A Constituição de 1988 reconhece o direito às reparações para as vítimas, que devem ser feitas do ponto de vista econômico e político. A Dilma foi uma presa política, e foi torturada. Ela tem que ser anistiada porque está na lei. É uma questão resolvida. Essa ministra tem que resolver o que falta resolver.
CC: Acha que existe o perigo de um revisionismo histórico?
AT: Tem uma ameaça, antes mesmo desse governo, que é a linha do negacionismo e do revisionismo histórico, mas isso nunca conseguiu convencer. Não tem argumentos e não funciona na democracia, o que a história mostra claramente: a ditadura usou tamanha repressão, e mesmo assim caiu do poder por ela mesma.
Acho muito irresponsável colocar as coisas nesse nível. O Brasil já foi condenado pela Corte Internacional dos Direitos Humanos pela repressão contra a Guerrilha do Araguaia, e pelo caso do Herzog. Existe uma cultura e valores democráticos consolidados na humanidade, e por meio deles que se consegue ter um diálogo, e não com o uso da truculência. Esse governo está começando agora, e tem que pensar que tem pelo menos 4 anos pela frente. Será que não pensam nisso, não? A ditadura saiu derrotada. O governo vai seguir esse caminho também?
CC: A senhora foi perseguida por conta da sua aparição na campanha do candidato Fernando Haddad. Existe algum movimento remanescente contra a senhora depois da eleição?
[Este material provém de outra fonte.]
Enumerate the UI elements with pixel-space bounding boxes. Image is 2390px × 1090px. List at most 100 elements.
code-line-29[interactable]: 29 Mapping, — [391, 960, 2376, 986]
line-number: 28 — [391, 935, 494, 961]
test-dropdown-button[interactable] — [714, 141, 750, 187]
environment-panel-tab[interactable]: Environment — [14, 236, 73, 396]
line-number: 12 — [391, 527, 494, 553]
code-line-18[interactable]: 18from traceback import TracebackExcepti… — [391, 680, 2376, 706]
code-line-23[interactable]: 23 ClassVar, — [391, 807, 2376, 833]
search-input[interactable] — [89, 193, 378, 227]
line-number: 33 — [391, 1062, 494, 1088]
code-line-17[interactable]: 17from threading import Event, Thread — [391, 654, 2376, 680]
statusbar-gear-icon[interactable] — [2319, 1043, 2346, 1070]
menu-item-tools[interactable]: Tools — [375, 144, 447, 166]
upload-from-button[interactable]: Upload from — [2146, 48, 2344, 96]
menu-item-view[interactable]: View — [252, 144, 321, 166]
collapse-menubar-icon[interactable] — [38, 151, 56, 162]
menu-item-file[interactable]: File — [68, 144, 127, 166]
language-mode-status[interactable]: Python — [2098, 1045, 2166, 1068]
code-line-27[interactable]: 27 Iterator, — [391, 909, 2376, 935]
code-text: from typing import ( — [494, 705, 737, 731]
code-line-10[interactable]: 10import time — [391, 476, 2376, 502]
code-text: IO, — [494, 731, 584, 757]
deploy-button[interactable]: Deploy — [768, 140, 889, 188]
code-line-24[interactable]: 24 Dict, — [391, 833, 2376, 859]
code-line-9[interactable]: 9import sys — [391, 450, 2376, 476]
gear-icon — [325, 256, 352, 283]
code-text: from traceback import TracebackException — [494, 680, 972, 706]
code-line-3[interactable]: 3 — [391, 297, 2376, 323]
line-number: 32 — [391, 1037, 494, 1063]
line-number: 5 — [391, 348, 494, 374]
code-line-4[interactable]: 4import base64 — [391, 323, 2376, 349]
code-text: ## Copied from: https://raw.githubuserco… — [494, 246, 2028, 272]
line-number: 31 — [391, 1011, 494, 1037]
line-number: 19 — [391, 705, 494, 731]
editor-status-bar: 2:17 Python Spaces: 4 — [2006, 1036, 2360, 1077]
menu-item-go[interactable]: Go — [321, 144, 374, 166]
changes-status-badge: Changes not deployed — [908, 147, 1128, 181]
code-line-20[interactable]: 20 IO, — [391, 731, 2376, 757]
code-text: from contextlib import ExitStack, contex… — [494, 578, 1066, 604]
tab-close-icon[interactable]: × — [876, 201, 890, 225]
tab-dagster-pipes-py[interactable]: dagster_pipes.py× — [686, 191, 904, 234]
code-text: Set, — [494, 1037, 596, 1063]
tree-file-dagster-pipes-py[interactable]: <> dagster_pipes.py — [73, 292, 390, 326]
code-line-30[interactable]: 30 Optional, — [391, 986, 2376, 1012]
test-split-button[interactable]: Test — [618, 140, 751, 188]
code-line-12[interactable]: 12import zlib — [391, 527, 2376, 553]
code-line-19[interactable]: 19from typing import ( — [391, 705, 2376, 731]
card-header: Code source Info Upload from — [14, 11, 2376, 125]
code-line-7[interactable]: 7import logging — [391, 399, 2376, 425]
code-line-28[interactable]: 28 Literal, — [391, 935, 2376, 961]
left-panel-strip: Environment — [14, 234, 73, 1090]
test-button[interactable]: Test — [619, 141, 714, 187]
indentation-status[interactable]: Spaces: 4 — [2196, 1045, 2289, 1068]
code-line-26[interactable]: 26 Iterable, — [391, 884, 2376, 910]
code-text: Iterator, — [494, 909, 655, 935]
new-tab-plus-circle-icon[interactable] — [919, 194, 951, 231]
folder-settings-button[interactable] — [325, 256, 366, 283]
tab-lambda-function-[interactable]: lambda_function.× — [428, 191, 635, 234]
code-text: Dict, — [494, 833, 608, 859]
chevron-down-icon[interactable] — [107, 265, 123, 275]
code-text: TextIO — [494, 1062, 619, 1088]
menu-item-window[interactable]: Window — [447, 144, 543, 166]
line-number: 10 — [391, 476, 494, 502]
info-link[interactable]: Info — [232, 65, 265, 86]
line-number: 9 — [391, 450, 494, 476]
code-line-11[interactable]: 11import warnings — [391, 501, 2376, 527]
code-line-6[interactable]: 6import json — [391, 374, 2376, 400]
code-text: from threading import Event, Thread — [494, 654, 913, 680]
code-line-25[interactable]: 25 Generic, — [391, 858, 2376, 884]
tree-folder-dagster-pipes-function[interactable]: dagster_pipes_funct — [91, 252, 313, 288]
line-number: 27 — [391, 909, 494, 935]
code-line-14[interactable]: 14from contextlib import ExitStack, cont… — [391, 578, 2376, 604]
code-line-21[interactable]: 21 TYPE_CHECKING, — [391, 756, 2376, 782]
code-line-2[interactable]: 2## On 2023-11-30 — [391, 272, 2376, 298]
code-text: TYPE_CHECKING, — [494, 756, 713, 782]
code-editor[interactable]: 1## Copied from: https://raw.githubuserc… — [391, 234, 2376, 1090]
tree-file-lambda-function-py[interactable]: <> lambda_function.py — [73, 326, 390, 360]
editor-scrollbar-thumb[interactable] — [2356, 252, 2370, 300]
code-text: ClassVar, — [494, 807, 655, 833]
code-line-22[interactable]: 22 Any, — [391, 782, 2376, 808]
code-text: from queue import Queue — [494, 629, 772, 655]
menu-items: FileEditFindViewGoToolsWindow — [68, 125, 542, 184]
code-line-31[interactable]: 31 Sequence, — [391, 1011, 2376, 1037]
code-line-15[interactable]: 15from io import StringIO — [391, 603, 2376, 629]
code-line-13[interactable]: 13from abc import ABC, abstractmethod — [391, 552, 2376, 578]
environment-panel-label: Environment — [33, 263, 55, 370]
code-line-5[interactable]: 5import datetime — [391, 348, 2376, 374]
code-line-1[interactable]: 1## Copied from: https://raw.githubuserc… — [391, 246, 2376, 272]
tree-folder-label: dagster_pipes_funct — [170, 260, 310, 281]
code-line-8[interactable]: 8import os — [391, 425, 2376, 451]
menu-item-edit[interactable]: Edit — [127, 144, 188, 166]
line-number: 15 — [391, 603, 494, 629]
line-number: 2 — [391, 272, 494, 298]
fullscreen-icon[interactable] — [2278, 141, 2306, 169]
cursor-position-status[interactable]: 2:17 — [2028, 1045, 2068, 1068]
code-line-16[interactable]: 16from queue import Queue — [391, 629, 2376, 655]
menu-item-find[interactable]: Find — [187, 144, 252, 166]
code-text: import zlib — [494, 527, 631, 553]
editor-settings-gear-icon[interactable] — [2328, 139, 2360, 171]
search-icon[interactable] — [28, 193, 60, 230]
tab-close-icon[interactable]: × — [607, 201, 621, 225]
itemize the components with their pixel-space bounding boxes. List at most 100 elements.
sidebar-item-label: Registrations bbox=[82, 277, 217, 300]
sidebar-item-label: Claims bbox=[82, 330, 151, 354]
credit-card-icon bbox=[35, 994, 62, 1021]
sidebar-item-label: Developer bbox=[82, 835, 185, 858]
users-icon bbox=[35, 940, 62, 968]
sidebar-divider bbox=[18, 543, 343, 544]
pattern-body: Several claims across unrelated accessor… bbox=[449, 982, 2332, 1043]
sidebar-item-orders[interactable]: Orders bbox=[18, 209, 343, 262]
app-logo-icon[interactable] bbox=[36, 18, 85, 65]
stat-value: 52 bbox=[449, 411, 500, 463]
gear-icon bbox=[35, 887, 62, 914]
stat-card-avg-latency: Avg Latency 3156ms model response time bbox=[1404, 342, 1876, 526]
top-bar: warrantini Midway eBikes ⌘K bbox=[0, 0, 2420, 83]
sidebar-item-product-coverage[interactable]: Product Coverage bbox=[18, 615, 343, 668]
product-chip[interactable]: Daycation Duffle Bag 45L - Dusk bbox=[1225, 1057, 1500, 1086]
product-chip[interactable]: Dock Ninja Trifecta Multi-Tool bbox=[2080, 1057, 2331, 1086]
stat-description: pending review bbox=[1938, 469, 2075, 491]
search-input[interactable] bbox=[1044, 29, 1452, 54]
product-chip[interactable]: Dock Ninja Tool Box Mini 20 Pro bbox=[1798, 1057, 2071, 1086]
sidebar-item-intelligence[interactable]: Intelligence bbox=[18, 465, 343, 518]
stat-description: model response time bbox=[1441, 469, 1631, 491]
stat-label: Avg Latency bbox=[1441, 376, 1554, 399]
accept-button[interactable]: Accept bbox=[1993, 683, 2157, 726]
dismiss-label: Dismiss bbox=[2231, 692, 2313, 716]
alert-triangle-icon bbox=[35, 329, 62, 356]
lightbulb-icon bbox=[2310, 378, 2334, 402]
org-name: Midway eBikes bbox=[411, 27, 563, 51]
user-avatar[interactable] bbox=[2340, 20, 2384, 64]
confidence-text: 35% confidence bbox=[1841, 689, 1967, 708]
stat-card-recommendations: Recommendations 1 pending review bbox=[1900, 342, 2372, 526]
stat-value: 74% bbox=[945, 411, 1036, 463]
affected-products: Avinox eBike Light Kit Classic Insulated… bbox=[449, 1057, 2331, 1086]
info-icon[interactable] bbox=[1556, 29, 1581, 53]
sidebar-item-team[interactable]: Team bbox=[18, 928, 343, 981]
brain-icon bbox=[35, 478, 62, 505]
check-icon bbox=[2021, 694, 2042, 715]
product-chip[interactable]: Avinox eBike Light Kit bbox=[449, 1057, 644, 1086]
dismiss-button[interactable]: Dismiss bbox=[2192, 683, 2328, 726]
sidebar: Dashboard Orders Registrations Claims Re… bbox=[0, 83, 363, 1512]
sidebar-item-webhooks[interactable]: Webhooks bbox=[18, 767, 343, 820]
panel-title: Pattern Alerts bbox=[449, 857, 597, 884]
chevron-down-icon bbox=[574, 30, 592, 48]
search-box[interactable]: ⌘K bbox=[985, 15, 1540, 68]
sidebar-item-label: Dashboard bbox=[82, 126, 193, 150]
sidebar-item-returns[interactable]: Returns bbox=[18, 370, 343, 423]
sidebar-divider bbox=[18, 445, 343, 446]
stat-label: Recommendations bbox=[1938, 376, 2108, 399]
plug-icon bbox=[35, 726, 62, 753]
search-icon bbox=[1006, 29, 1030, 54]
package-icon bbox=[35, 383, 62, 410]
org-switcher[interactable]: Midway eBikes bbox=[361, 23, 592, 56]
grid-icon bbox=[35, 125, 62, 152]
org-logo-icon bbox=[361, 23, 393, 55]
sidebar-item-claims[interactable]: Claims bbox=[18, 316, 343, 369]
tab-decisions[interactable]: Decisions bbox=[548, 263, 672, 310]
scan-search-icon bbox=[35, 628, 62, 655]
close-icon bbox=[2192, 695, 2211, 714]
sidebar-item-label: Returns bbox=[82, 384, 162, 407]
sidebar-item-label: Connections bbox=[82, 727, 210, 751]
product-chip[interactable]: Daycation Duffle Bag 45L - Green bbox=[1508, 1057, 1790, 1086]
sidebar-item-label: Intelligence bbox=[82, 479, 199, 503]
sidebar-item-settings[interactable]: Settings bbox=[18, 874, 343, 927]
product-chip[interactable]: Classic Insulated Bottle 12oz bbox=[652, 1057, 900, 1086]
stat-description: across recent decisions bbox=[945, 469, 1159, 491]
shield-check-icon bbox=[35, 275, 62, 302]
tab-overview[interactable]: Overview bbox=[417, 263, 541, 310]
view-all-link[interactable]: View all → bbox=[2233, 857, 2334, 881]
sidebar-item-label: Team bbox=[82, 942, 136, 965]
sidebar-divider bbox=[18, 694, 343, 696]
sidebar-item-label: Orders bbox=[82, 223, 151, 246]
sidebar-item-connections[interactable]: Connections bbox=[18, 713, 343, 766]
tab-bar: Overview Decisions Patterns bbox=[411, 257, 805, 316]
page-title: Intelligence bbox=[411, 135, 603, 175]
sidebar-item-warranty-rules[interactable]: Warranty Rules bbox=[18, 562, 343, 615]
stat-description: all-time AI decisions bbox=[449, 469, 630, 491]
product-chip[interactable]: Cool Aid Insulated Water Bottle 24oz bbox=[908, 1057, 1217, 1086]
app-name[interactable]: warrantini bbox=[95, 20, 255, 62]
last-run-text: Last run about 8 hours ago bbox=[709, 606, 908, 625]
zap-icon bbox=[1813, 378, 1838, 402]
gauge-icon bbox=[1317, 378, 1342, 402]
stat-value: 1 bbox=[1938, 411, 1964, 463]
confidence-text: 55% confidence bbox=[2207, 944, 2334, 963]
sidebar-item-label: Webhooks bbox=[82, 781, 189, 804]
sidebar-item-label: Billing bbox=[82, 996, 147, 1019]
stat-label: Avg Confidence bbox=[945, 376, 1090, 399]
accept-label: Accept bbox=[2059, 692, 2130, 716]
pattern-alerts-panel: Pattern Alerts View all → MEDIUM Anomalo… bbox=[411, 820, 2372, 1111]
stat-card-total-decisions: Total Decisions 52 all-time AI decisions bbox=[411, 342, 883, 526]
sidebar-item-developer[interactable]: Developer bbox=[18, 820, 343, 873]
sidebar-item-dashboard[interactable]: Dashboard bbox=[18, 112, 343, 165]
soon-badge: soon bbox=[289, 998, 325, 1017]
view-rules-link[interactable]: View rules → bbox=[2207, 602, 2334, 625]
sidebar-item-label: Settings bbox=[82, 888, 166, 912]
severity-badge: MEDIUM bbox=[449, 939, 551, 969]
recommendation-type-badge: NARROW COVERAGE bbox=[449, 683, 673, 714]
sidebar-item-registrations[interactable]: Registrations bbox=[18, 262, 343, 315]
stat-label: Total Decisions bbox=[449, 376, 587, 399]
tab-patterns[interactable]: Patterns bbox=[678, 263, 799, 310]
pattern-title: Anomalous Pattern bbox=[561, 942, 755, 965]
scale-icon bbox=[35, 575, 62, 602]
AT: Eu fui ameaçada por ter denunciado, mais uma vez, que fui torturada. Meu depoimento foi de 30 segundos, e o que eu pensei foi: ‘eu não tenho direito de expressar minha dor?’ Não falei ofendendo nem condenando ninguém, não tenho esse poder. Só a Justiça tem.
Não há mais perseguição, foi tudo na época das eleições. Eles sabem que minha fala é verdadeira e ficaram com medo dela. Foi uma questão estrategicamente eleitoral. Agora, eles estão aí, sem saber o que fazer com o governo.
CC: E qual é sua avaliação da atuação do governo?
AT: Eu não vi nenhum ministro que tenha falado algo certo, ou que dê segurança ou esperança. Eles não escutam a sociedade. Precisam lembrar que governam o povo, e que não foram eleitos pela maioria. 89 milhões de pessoas não votaram neles – 47 milhões são votantes do Haddad, e os demais foram brancos e nulos.
Eu não lembro de ministros da ditadura falarem do jeito que eles falam. Não há nenhuma sintonia com a democracia, o que me deixa admirada: Jair Bolsonaro foi deputado por 27 anos, e nunca entendeu a Constituição? É um governo na contramão da história. Há uma insatisfação geral, pelo o que percebo. Até o Carnaval disse isso: a Mangueira trouxe um samba-enredo mostrando que temos que contar a história não contada. Isso não diz nada? Diz muita coisa. Mostra insatisfação e uma vontade de superar esse momento.